Dès l’ouverture du pilote, la violence est particulièrement présente, l’immersion est absolue. Ce que l’on remarque en premier lieu, c’est la photographie. Presque chaque plan prend des allures de tableau, s’opposant directement à une trame sibylline. Pourquoi déployer une pesanteur aussi froide ? Tout simplement pour éviter l’érotisation. Car l’héroïne de la série, incarnée avec élégance par Elisabeth Moss, est un esclave sexuel dont la seule fonction est de se faire violer. Ainsi, l’horreur de « The Handmaid’s Tale » nous pénètre lentement, puisque la caméra ne regarde pas les personnages, mais nous, spectateurs. June est un protagoniste torturé, sans âme ni souvenirs, lui reste son corps qui ne lui appartient pas. Bien évidemment, impossible de ne pas penser à George Orwell, ou Aldous Huxley, et ces mondes paranoïaques où tous les citoyens se surveillent, décryptant une société fasciste courant vers l'auto-destruction. Ici, les « cérémonies » — euphémisme pour ne pas dire viol — sont organisées dans le but de préserver l’humanité, mais la série n’hésite pas à porter un regard dénué de manichéisme, en nous attachant à des ordures, comme notamment le commandant Waterford, haut placé dans les affaires de l’état.

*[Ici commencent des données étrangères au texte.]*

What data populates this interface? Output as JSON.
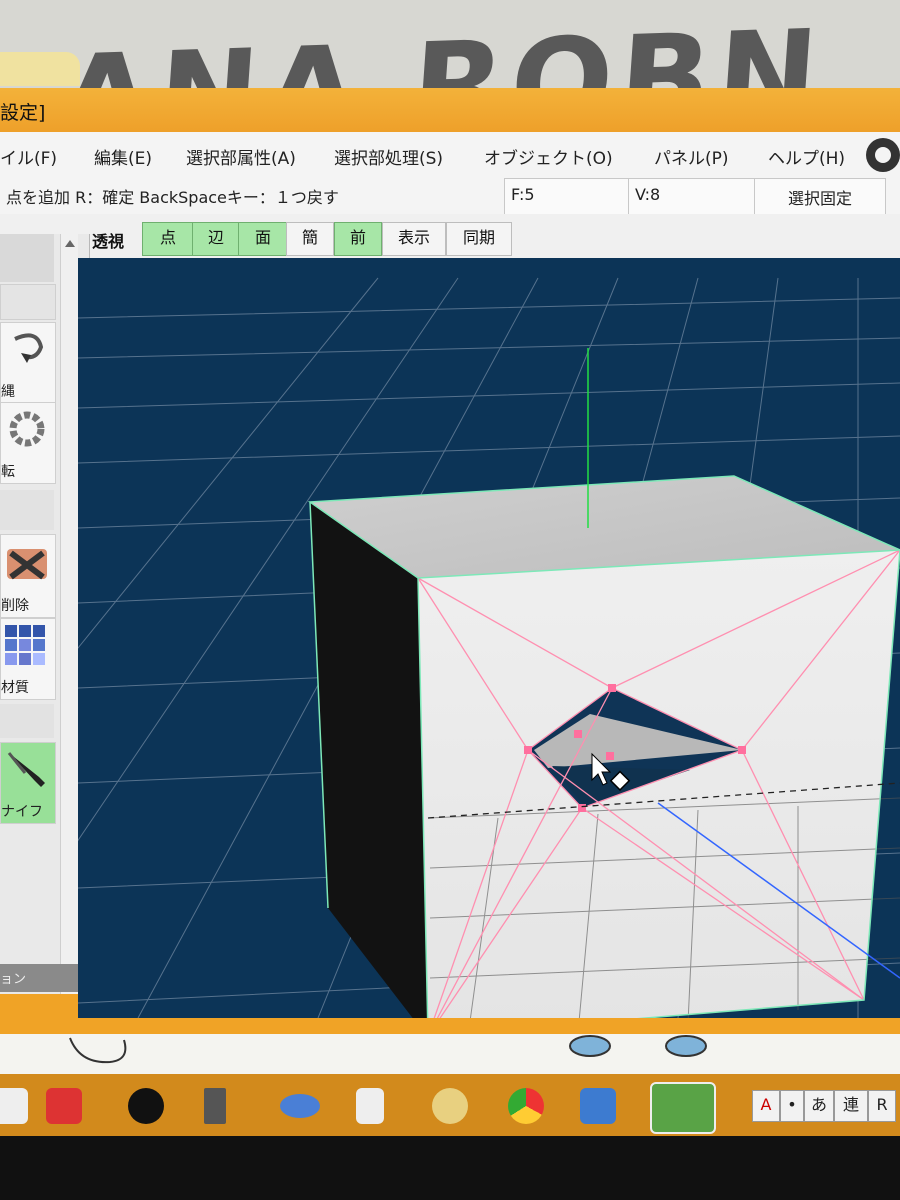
{
  "window": {
    "title": "設定]"
  },
  "menu": {
    "items": [
      "イル(F)",
      "編集(E)",
      "選択部属性(A)",
      "選択部処理(S)",
      "オブジェクト(O)",
      "パネル(P)",
      "ヘルプ(H)"
    ]
  },
  "status": {
    "hint": "点を追加  R：確定  BackSpaceキー：１つ戻す",
    "faces": "F:5",
    "vertices": "V:8",
    "fix_button": "選択固定"
  },
  "toolbar": {
    "view_label": "透視",
    "buttons": [
      "点",
      "辺",
      "面",
      "簡",
      "前",
      "表示",
      "同期"
    ]
  },
  "sidepanel": {
    "tools": [
      "縄",
      "転",
      "削除",
      "材質",
      "ナイフ"
    ],
    "footer": "ョン"
  },
  "tray": {
    "items": [
      "あ",
      "連",
      "R"
    ]
  },
  "colors": {
    "window_frame": "#f0a326",
    "viewport_bg": "#0c3457",
    "grid_line": "#6f87a0",
    "active_button": "#a7e6a7",
    "selection_edge": "#ff8fb0",
    "axis_green": "#22dd44",
    "axis_blue": "#3366ff"
  },
  "icons": {
    "app_logo": "hexagon-nut-icon",
    "cursor": "arrow-cursor-icon",
    "knife_cursor": "diamond-icon"
  }
}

Avec tous ces arguments, « The Handmaid’s Tale » déploie une intense pression psychologique sur son spectateur, allant jusqu’à le terrifier. Le long des épisodes, la série nous immerge dans de nombreux flash-back, relatant la vie des personnages avant que les Etats-Unis ne deviennent cette dictature sanguinaire. Nous y découvrons des personnes heureuses, libres (June, le couple Waterford), et d’autres nageant dans le malheur, le chômage, la précarité (Nick). Tout le propos de « The Handmaid’s Tale » est là : c’est une série avertissant contre les dérives conservatrices, mais aussi, et surtout, une ode à la vie, appelant à désirer ce que l’on veut. Une morale libertaire pour une série fataliste. Dans cette société, les servantes se singularisent via leurs uniformes d’une couleur rouge sang, faisant contraste avec l’aspect terne de la série. Les épouses, elles sont en vert. Bien sûr, nous pourrions revenir sur l’allégorie des couleurs, le rouge symbolisant l’ardeur et la sexualité, mais aussi l’interdiction, tandis que le vert est celle de la stabilité, mais aussi de l’échec. Joy Waterford, épouse du commandant Waterford est une femme profondément tourmentée. Ayant elle-même rédigé une partie des lois de cet Etat, elle en subit de plein fouet les conséquences, voit son mariage se détruire, et finit par devenir violente.

Aussi terrible qu’ironique, « The Handmaid’s Tale » nous plonge donc au sein d’une société où le crime est une loi et où le viol est un acte essentiel. Quand la virilité essaie désespérément de résister face au plaisir féminin. À la fin du troisième épisode, une servante homosexuelle débusquée se réveille dans un hôpital, avec un pansement sur le sexe. On comprend qu’elle ne vient pas de subir une ablation des ovaires, mais du clitoris, seul organe conçu pour le plaisir féminin, symbolisant ainsi la peur d’un pouvoir terrifié par les femmes et la liberté. Plus qu’une simple série féministe, « The Handmaid’s Tale » est donc la photographie d’une humanité désertée, victime d’un futur qui n’a jamais semblé aussi proche. Blessed be the fruit.